Enhance Fraud Detection in Insurance Claims| Analysis with Excel

A Linear Regression Approach for Insurance Claims and Fraud Detection Using Excel

Unlock the power of Excel for precise fraud detection in insurance claims with our comprehensive linear regression model. This skilful approach not only identifies key variables such as claim amount and annual income but also optimizes investigation thresholds, showcasing the efficiency and cost-effectiveness of an Excel-driven solution in safeguarding against fraudulent activities. Embrace the future of fraud detection with precision and ease using Excel.

Problem Description:

Fraudulent insurance claims pose a significant challenge, consuming valuable resources and costing companies substantial financial losses. This paper addresses this issue through a statistical fraud detection framework applied to insurance claims using linear regression using Excel assignment. The model, employing multiple linear regression, analyzes customer data, including variables such as annual income, marital status, age, and more, to identify potential fraud instances.

Data Selection: A random sample of 8,000 data points was selected from a pool of approximately 9,000 for model development.

Model Development: Variable selection is crucial in building an effective linear regression model. After exploring various variables against fraudulent frequency, the following were chosen:

Claim Amount

Chart 1: An analysis of the average claim amount used in the regression model

Employment status

Chart 2: Employment status vs. fraud detection

Age

Chart 3: Age vs. fraud detection

Annual income

Fraud	Average of Annual Income ( $ )
0	41,017.28
1	23,802.24
Grand Total	37507.57

Table 1: The average annual income vs. fraud detection

Monthly Premium
Marital Status (Single)

Chart 4: Marital status vs. fraud detection

Model Results:

The multiple regression model explained approximately 19.4% of the variation in fraud using the selected regressors. The model was statistically significant (F = 275.34, p < 0.001), indicating its efficacy in predicting fraud likelihood. While marital status (single) and employment status were statistically insignificant, they were retained in the model due to similar adjusted R-squared values.

Prediction of Fraud:

The likelihood of fraud was predicted using the estimated equation, provided below. A higher value signifies a greater likelihood of a fraudulent claim.

y ̂=0.697-0.012×Age+0.0003×Montly Premium-0.0000098×Claim Amount-0.000024×Annual Income+0.002×I(Single)+0.063×I(Unemployed)+0.039×I(Retired)

Investigation Decision Rule:

The threshold for fraud investigation was optimized through a cost function.
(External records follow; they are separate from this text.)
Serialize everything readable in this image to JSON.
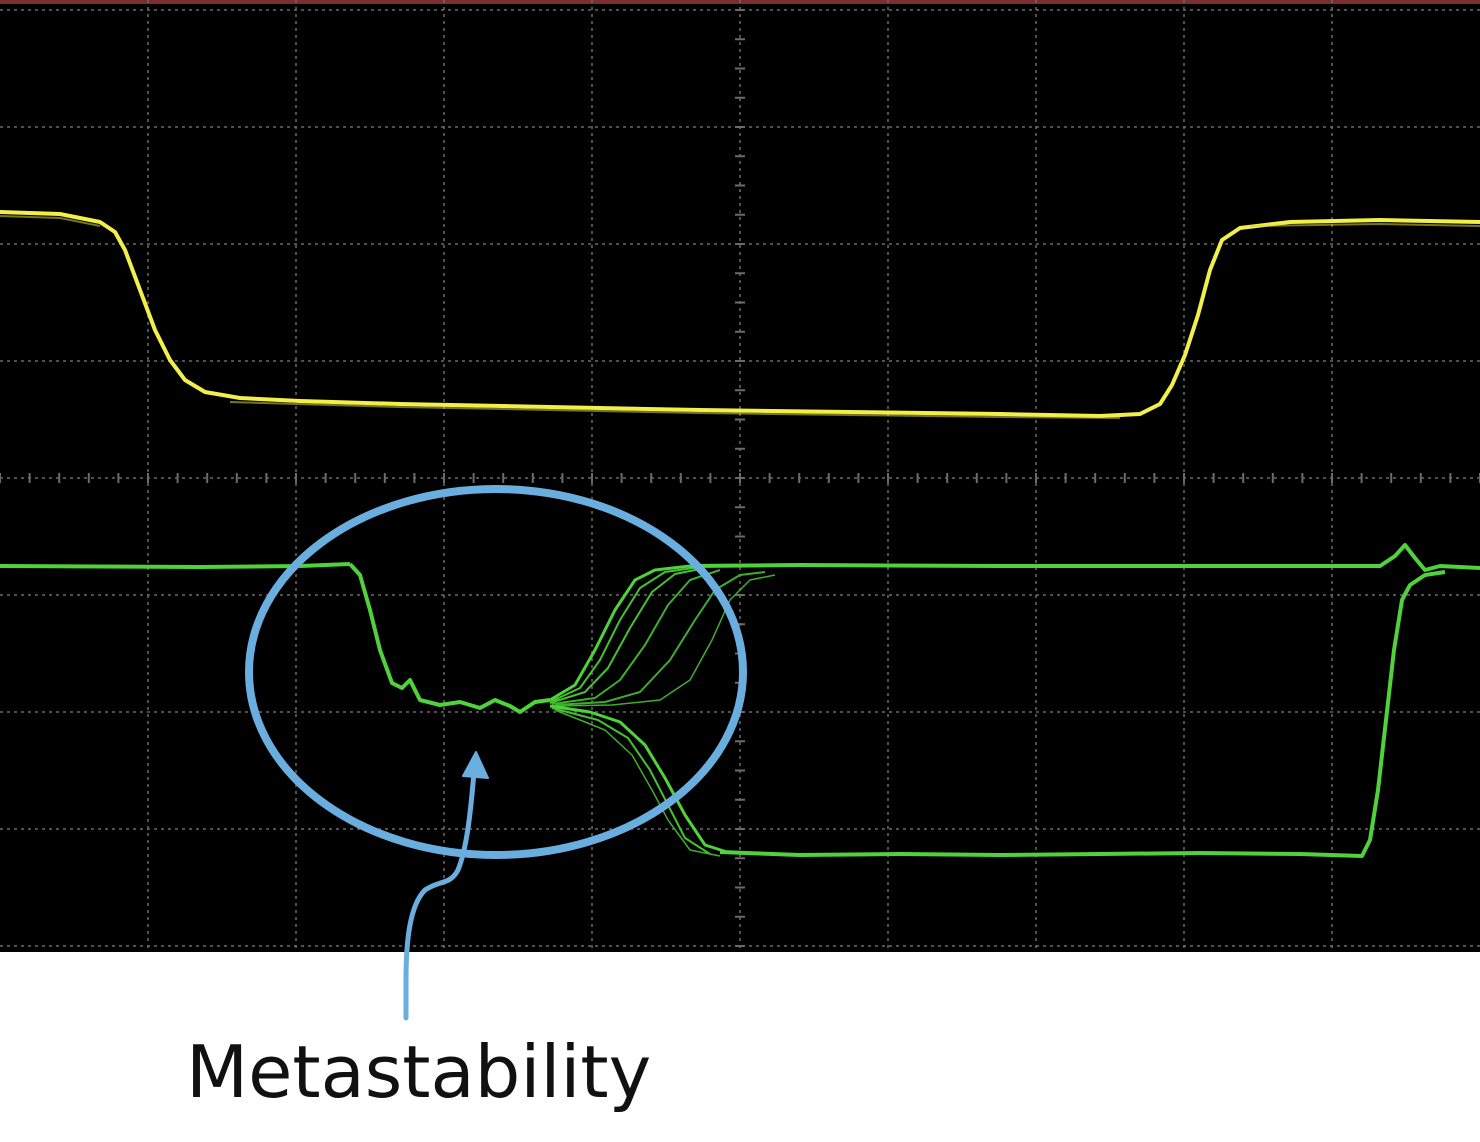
{
  "caption": "Metastability",
  "colors": {
    "background": "#000000",
    "grid": "#6b6b6b",
    "trace_yellow": "#f2ee4a",
    "trace_green": "#4fd23a",
    "annotation": "#6aaee0",
    "top_border": "#7a2e2e"
  },
  "icons": {
    "annotation_ellipse": "ellipse-outline",
    "annotation_arrow": "curved-arrow-up"
  }
}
The model suggests a threshold of 0.25, resulting in 3,350 investigations and a total cost of $4.94 million to the firm.

Threshold	Investigated?	Non-Fraud Investigated	Fraud Not Investigated	Cost
0.1	5785	4195	41	$ 5,990,000
0.15	5106	3555	80	$ 5,506,000
0.2	4231	2783	183	$ 5,146,000
0.25	3350	2037	318	$ 4,940,000
0.3	2463	1360	528	$ 5,103,000
0.35	1731	846	746	$ 5,461,000
0.4	1076	432	987	$ 6,011,000
0.45	619	218	1230	$ 6,769,000
0.5	344	100	1387	$ 7,279,000
0.55	112	15	1534	$ 7,782,000
0.6	0	0	1631	$ 8,155,000

Table 2: The cost of investigation of fraud on the firm

Model Evaluation:

Comparing the model-based recommendation to a random decision model:

Total Investigated: 3,350
Investigation Cost: $3.35 million
Fraud Cost: $4.775 million
Total Cost: $8.125 million
Cost from Regression: $4.94 million
Money Saved: $3.185 million

The regression model's cost was $3.185 million lower, demonstrating a 64.5% cost reduction compared to the random decision model.

Areas of Improvement:

Consider using logistic regression for binary response variables.
Explore penalized methods or best subset selection for more optimal variable selection.
Incorporate higher-order terms to capture additional variation in the data.